Così, il mondo naturale diventa lo specchio della natura umana, delle sue età e delle sue pulsioni. Dallo stupore e la freneticità giovanile, alla paziente quotidianità della vecchiaia. Non sorprende che lo studio Ghibli, da sempre attento alla resa dei paesaggi e sensibile ai temi relativi alla natura (come in “Nausicaa della valle del vento” o in “Principessa Mononoke“) abbia sposato questo progetto in cui il paesaggio assume la dimensione di metafora.

Qualificabile quindi come film d’animazione pura, che fa a meno dei dialoghi, di cui non si avverte minimamente la mancanza, “La tartaruga rossa” (premiato a Cannes nella sezione “un cert regard“) ha senz’altro meritato la candidatura oscar 2017 come miglior film d’animazione, che avrebbe potuto vincere con pieno merito.

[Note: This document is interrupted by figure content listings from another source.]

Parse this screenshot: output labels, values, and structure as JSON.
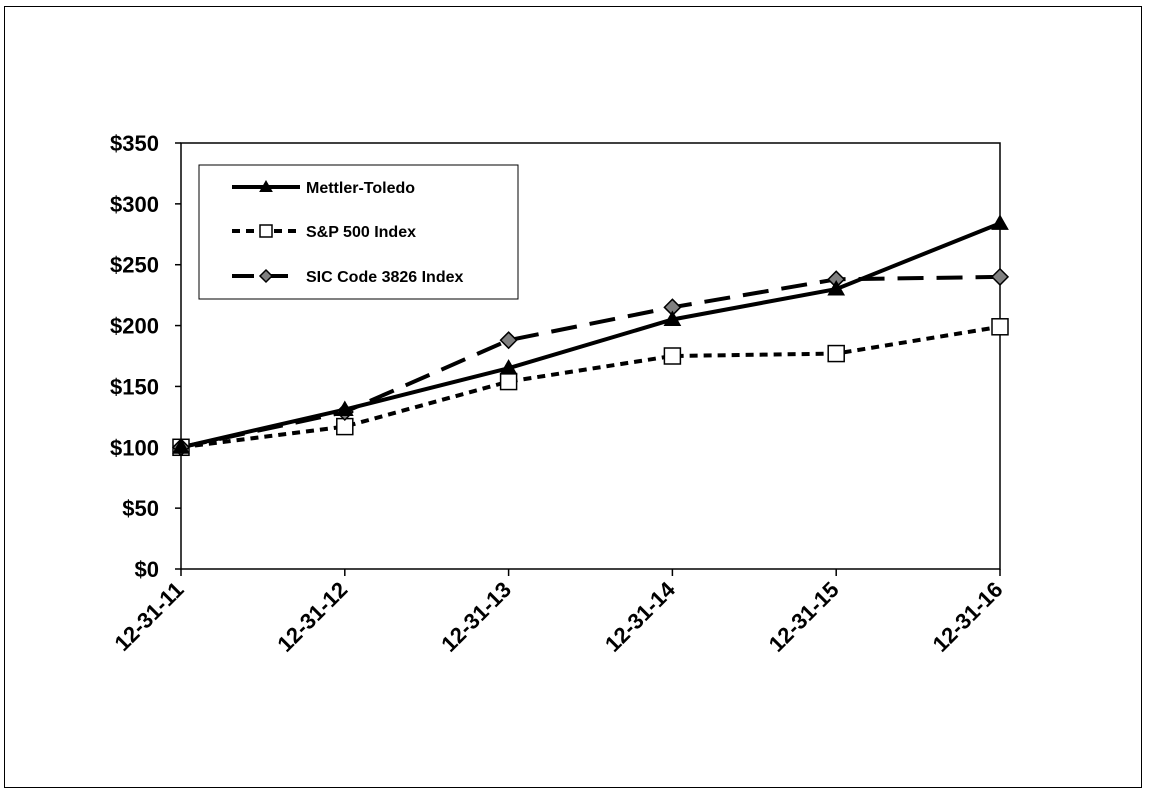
{
  "chart_data": {
    "type": "line",
    "categories": [
      "12-31-11",
      "12-31-12",
      "12-31-13",
      "12-31-14",
      "12-31-15",
      "12-31-16"
    ],
    "y_ticks": [
      "$0",
      "$50",
      "$100",
      "$150",
      "$200",
      "$250",
      "$300",
      "$350"
    ],
    "ylim": [
      0,
      350
    ],
    "legend_position": "top-left",
    "grid": false,
    "series": [
      {
        "name": "Mettler-Toledo",
        "values": [
          100,
          131,
          165,
          205,
          230,
          284
        ],
        "color": "#000000",
        "marker": "triangle",
        "line": "solid"
      },
      {
        "name": "S&P 500 Index",
        "values": [
          100,
          117,
          154,
          175,
          177,
          199
        ],
        "color": "#000000",
        "marker": "square-open",
        "line": "dotted"
      },
      {
        "name": "SIC Code 3826 Index",
        "values": [
          100,
          129,
          188,
          215,
          238,
          240
        ],
        "color": "#808080",
        "marker": "diamond",
        "line": "dashed"
      }
    ]
  }
}
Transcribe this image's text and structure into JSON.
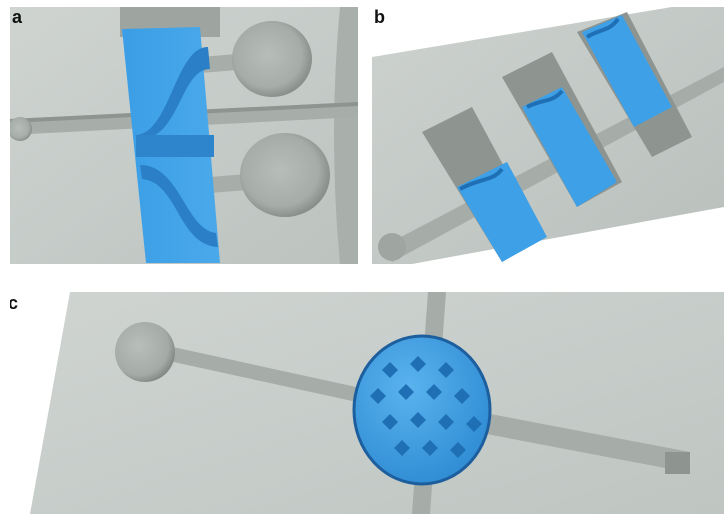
{
  "panels": {
    "a": {
      "label": "a"
    },
    "b": {
      "label": "b"
    },
    "c": {
      "label": "c"
    }
  },
  "colors": {
    "background": "#ffffff",
    "chip_surface": "#c7cdc9",
    "channel_floor": "#a9afab",
    "channel_shadow": "#8e9490",
    "structure_blue": "#3ea0e6",
    "structure_blue_dark": "#1f6fb5"
  }
}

Bisogna ammettere in ogni caso che quest’anno la concorrenza era molto agguerrita, data la qualità dei film in concorso, tra cui “Zootropolis” (il vincitore),  “Kubo e la spada magica” e “La mia vita da zucchina” (sempre francese), tutte opere di alto livello. Il regista Michael Dudok de Vit comunque è già stato premiato in passato (oscar nel 2000 con il cortometraggio “Padre e Figlia”).

Al di là dei premi, “La tartaruga rossa” è l’esempio di come il cinema d’animazione europeo possa produrre opere di grandissimo spessore, come è successo in questo caso, addirittura in collaborazione col Giappone. Lo studio Ghibli si conferma una garanzia in tale genere cinematografico e crescono le aspettative per il nuovo lavoro del maestro Miyazaki, “Boro the caterpillar”, forse l’ultimo della sua carriera.